Fiche de lecture
Le cri primal
Arthur Janov
Champs Essais, 1975
(éd. revue 2009)
706 pages
Le cri primal présente les aspects théoriques et pratiques de la thérapie primale inventée par Arthur Janov dans les années 70.
Assez typique de l’époque et de la région (Arthur Janov exerçait en Californie, la Mecque américaine des pratiques corporelles), cette thérapie repose sur des techniques de corps et de respiration pour faire émerger des émotions enfouies, dont Janov nous dit qu’elles sont à la source des névroses.
En expérimentant via la respiration et le corps des primals, c’est à dire en revivant certains de nos traumatismes de la toute petite enfance, et en exprimant les émotions retenues sur le moment (le fameux cri), Janov affirme qu’on peut se libérer de l’armure émotionnelle que nous avons dû former pour tenir à l’écart ces émotions insoutenables.
La souffrance primale
Arthur Janov raconte avoir basculé en entendant parler d’une performance artistique de Ralph Ortiz (artiste “destructiviste”, dont les performances , peu documentées, semblaient cathartiques – cf article Ralph Ortiz – Vancouver Sun), qui langé comme un nourrisson, buvait des biberons et appelait “papa ! maman ! papa ! maman !”.
L’effet que la vision de cette scène avait sur son patient pousse alors Janov à s’intéresser à la puissance de ce sentiment de solitude et des besoins non satisfaits de la petite enfance.
Ces scènes qu’il appelera ensuite primals, lorsqu’un besoin vital (être nourri, être pris dans les bras, que quelqu’un vienne lorsqu’on se sent en danger ou en manque) est non satisfait, Arthur Janov les place à la source de nos névroses.
Appeler mes parents, leur demander de me protéger et de m’aimer, est un besoin réel, vital. Si le bébé sent que ça ne fonctionne pas, il détourne alors ce besoin réel vers un besoin irréel (avoir suffisamment d’argent, obtenir une reconnaissance sociale, …).

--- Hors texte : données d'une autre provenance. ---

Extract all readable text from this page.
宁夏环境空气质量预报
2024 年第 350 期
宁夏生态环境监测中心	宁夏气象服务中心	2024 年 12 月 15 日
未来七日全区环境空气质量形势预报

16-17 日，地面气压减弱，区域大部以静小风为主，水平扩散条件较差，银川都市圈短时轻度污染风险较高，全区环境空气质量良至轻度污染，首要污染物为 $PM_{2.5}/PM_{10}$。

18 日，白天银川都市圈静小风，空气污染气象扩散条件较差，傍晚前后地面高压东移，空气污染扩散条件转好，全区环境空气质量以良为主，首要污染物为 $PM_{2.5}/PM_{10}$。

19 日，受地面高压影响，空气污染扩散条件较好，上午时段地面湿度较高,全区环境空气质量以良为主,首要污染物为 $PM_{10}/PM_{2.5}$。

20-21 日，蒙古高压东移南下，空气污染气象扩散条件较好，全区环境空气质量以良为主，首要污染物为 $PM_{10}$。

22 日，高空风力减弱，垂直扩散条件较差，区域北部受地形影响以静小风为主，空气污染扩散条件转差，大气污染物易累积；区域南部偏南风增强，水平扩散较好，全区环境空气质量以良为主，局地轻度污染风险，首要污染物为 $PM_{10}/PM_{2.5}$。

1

Primal après primal, nous construisons ainsi un moi irréel, dont les attentes et les besoins ne sont que des leurres destinés à masquer nos besoins réels inassouvis. Notre moi irréel ne sera jamais satisfait par un nouvel achat, ou une promotion dans notre carrière, il visera toujours plus… car c’est justement cette course vide de sens qui sert à nous occuper l’esprit pour ne pas nous confronter à nos besoins réels enfouis.
Le conflit sous-jacent entre le moi réel enfoui au fond de nous et le moi irréel que nous avons mis en place pour nous éviter de souffrir est alors une cause de tension perpétuelle.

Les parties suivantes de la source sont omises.